Alien: Covenant'ı Prometheus ve diğer Alien filmlerinden ayıran bir diğer referans noktası da insan olmak üzerine. Filmde hissetmenin, yaratıcı olmanın, bir şeyler tasarlayıp diğerlerine empoze etme ve insana özgü zihinsel bellek gibi güdü ve özelliklerin, klişeye kaçmadan, altı çiziliyor.

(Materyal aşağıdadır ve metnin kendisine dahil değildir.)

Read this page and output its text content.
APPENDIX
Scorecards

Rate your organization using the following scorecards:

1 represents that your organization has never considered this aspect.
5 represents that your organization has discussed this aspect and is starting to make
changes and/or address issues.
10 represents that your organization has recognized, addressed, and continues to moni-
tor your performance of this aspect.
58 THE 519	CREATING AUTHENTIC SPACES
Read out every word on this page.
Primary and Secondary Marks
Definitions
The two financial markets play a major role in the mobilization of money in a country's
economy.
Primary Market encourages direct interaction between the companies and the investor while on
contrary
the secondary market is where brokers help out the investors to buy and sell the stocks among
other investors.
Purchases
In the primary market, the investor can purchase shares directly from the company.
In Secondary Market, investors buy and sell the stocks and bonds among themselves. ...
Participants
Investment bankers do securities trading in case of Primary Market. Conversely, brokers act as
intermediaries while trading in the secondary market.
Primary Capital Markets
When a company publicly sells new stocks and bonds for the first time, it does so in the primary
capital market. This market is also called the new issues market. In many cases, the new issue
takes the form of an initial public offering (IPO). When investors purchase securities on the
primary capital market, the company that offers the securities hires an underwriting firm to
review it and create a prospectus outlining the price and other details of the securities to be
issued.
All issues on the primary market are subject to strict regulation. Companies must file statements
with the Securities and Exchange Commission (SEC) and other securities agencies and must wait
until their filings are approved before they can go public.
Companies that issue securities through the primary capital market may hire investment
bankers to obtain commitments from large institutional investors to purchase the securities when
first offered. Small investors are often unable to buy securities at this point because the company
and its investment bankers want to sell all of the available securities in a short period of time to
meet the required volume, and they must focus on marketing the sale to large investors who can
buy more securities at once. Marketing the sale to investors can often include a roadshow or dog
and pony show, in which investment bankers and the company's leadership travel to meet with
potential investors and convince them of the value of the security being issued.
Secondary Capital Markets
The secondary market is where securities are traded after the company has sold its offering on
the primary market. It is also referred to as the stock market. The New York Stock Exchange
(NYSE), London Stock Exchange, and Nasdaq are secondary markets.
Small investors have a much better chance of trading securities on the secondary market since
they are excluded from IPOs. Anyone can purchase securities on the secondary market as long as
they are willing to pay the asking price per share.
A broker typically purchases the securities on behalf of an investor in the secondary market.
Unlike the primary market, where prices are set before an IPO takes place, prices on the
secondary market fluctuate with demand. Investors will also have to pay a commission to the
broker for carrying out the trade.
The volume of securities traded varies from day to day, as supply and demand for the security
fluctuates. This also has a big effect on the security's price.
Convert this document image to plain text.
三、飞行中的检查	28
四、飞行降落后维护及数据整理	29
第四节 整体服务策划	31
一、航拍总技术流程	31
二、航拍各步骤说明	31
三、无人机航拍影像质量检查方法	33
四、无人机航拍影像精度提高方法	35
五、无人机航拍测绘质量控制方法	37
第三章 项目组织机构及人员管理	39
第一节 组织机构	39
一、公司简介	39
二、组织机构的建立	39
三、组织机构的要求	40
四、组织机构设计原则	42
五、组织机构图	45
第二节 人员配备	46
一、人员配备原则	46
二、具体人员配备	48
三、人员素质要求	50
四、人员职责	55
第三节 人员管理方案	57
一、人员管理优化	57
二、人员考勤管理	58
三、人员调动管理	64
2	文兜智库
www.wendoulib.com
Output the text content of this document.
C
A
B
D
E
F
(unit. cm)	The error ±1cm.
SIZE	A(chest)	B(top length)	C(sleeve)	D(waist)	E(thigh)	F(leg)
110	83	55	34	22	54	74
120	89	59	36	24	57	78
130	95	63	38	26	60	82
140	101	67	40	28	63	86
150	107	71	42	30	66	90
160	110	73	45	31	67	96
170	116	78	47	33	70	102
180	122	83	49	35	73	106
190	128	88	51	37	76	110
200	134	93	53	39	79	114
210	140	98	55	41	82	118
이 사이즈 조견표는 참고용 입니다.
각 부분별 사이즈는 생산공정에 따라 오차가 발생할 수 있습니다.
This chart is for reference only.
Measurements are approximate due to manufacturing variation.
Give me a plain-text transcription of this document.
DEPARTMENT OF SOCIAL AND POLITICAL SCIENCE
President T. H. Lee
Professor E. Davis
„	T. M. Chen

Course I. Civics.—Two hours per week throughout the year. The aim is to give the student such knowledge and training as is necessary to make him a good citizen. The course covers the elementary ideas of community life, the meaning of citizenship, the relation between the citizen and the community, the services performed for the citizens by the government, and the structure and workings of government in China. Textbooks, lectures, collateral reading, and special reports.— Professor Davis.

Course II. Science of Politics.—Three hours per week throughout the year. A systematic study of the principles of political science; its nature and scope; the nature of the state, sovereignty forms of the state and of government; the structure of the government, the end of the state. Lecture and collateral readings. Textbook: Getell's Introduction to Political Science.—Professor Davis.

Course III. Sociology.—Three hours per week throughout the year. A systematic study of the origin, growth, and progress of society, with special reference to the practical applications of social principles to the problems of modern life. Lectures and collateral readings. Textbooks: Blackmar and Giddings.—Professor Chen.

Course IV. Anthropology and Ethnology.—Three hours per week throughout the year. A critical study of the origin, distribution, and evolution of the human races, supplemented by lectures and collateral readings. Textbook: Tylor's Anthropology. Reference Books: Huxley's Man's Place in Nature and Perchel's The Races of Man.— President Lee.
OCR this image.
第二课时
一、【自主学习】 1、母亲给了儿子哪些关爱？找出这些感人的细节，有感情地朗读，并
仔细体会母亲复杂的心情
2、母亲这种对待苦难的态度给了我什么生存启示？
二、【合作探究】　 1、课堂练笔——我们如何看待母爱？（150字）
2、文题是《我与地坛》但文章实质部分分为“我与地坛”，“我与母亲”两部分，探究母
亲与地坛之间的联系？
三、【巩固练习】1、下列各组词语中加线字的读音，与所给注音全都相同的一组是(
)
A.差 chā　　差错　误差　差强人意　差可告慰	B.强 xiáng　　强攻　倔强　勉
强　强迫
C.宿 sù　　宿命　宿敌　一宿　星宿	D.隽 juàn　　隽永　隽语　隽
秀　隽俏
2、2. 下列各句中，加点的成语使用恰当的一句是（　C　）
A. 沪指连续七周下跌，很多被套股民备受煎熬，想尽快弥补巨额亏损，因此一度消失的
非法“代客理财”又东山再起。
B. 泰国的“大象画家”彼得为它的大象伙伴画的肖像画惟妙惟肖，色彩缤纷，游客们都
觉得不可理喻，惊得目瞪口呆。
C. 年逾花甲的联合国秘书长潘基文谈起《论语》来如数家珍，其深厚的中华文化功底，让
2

Tabii kimileri, daha önce oldukça üstünde durulan Mühendisler’in filmde daha çok yer alması gerektiğini tartışabilir, fakat unutmayalım ki Alien serisi hiçbir zaman onlar hakkında olmadı. Mühendisler, bize hayat veren canlılardı. Bu kadar. Tanrısal güçlerini onlardan ödünç alan bizler ve orijinini açıklamaktan çekindiğim yaratıklar, bu serinin her zaman odak noktası oldu. Zirâ artık tanrı onlar değil, biziz.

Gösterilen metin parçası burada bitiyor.